Natural ethics and Catholic doctrine are to be simplified through universalised inter-religious dialogue with a view to a multi-ethical and multi-religious society brought about also through immigration phenomena. Thereby, environmentalism and globalism are linked together in a single and universal political project. The forces pursuing the said project are at work, and its implementation has reached an advanced stage.
This rather alarming project is now being supported also by the Catholic Church which is resolutely oriented along the same pathway as the United Nations and the economic, social and political forces embracing the cult of the environment, placing false hopes in utopian-like solutions to economic divides and inequalities, proposing a rather flat universal brotherhood, and focusing on a worldwide, collectivistic and standardising educational programme.
Arriving right on time, therefore, is the Report I am talking about, this Report that addresses the theses I have outlined in summary form and takes them apart one by one: the overall framework collapses, the data are deformed in an instrumental fashion, and the reality is mystified. The Report is a true handbook of counter-information contrasting the new regime people would seek to impose. Seven reliably authoritative essays and fifteen updated reports from the various parts of the planet dismantle the fairy tale people are telling us and bring us back to reality. The way things stand have nothing to do with their current narration.
Riccardo Cascioli explains that the current emphasis on “sustainability”, the spearhead of dominant environmentalism, is of eugenic origin since it considers mankind to be the predator of nature in a state of equilibrium, and hence human presence has to be reduced. Luis Carlos Molion illustrates how global warming is in no way produced by humanity, thereby, on the basis of data, deflating a gigantic tall tale that has made its way into collective wisdom through an endeavour of systematic disinformation that could only have been planned.
Gianfranco Battisti demonstrates that the thesis about the depletion of oil resources is absolutely untenable, and this for one reason in particular: no one has an idea of the exact data because estimates are vitiated from the very outset by the biased interests of the oil multinationals. Domenico Airoma and Antonio Casciano reproach the European Union’s green programme that would aim to eliminate the amount of green house gas emitted in the atmosphere by 2050. According to our authors, this programme would have “a lot of ideology, too much regulatory centrism, and very little science”. Rev. Mauro Gagliardi offers a correct reconstruction of the Catholic vision of creation and purges it of the ideological overlapping serving the purposes of the new environmentalism.

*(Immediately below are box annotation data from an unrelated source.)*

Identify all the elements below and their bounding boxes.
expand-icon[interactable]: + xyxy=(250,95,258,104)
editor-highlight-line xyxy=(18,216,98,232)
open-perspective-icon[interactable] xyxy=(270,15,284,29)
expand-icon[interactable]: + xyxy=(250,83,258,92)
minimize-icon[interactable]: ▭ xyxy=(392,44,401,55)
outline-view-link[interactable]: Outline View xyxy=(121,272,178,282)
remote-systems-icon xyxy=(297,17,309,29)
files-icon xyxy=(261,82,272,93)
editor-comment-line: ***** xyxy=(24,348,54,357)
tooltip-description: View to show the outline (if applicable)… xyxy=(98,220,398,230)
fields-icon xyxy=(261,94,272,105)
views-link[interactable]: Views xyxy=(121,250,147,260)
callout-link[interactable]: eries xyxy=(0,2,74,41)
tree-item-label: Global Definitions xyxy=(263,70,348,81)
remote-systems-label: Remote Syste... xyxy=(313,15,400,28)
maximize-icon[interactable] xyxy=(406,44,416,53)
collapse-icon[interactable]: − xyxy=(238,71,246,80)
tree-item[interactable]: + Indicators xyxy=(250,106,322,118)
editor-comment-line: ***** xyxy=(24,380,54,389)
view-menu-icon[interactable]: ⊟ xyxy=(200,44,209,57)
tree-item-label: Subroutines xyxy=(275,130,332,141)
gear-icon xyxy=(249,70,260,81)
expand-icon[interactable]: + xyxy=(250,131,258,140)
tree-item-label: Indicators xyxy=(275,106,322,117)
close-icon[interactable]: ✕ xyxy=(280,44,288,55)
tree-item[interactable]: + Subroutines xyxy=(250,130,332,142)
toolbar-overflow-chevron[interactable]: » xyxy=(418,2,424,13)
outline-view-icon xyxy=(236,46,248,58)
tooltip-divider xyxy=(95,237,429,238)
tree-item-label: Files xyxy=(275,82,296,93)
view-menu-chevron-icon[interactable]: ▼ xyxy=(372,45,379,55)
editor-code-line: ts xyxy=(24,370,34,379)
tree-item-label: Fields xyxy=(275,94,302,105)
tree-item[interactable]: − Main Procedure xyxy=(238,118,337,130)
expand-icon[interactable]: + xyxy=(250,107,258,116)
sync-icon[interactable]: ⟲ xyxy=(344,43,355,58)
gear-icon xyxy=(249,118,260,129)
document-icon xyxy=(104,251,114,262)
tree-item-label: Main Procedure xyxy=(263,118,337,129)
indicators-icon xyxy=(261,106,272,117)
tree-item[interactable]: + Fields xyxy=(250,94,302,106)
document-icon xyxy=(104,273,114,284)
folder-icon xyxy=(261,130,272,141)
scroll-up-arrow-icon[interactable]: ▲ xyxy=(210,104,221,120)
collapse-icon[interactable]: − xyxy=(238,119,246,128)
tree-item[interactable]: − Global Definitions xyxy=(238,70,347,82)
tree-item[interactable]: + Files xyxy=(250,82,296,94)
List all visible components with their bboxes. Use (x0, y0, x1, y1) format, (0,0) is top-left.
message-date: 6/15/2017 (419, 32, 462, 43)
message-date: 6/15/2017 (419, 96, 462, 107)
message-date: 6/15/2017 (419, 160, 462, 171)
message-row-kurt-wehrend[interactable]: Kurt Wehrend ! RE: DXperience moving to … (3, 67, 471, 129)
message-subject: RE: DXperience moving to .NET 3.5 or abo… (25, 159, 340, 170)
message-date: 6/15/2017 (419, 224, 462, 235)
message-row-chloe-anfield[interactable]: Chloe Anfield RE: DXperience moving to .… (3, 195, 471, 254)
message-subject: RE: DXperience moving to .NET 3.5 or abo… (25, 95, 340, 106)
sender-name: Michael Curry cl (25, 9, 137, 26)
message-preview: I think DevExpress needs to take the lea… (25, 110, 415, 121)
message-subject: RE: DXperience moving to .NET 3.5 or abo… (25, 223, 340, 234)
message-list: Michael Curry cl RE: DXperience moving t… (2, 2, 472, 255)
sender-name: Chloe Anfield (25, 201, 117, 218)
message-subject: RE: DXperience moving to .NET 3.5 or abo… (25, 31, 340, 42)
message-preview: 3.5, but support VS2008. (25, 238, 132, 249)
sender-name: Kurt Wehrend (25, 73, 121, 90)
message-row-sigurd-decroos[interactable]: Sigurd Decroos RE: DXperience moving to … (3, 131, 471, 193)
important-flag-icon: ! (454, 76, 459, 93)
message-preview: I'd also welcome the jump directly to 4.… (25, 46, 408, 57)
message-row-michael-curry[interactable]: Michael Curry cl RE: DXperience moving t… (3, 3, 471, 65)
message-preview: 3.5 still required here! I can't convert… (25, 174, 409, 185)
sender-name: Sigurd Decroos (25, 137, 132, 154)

Mario Giaccio opens a door people want to keep hermetically closed, and this door opens the way to speculative financial operations in the trading of gas emission quotas among European countries: the green economy cannot boast about any virginity since it is based on financial speculation just as much as the economy it would like to defeat. Finally, Gaetano Quagliariello, following an explicitly political line of reasoning, tells us why and how the environmentalist emergency is the way towards a new world order, and what that order holds in store (unfortunately).
Considering the pressing system of disinformation that makes us see what doesn’t exist and hope for what is not worthwhile, the breath of fresh air provided by this XII Report of the Observatory Cardinal Van Thuân is exactly what we need.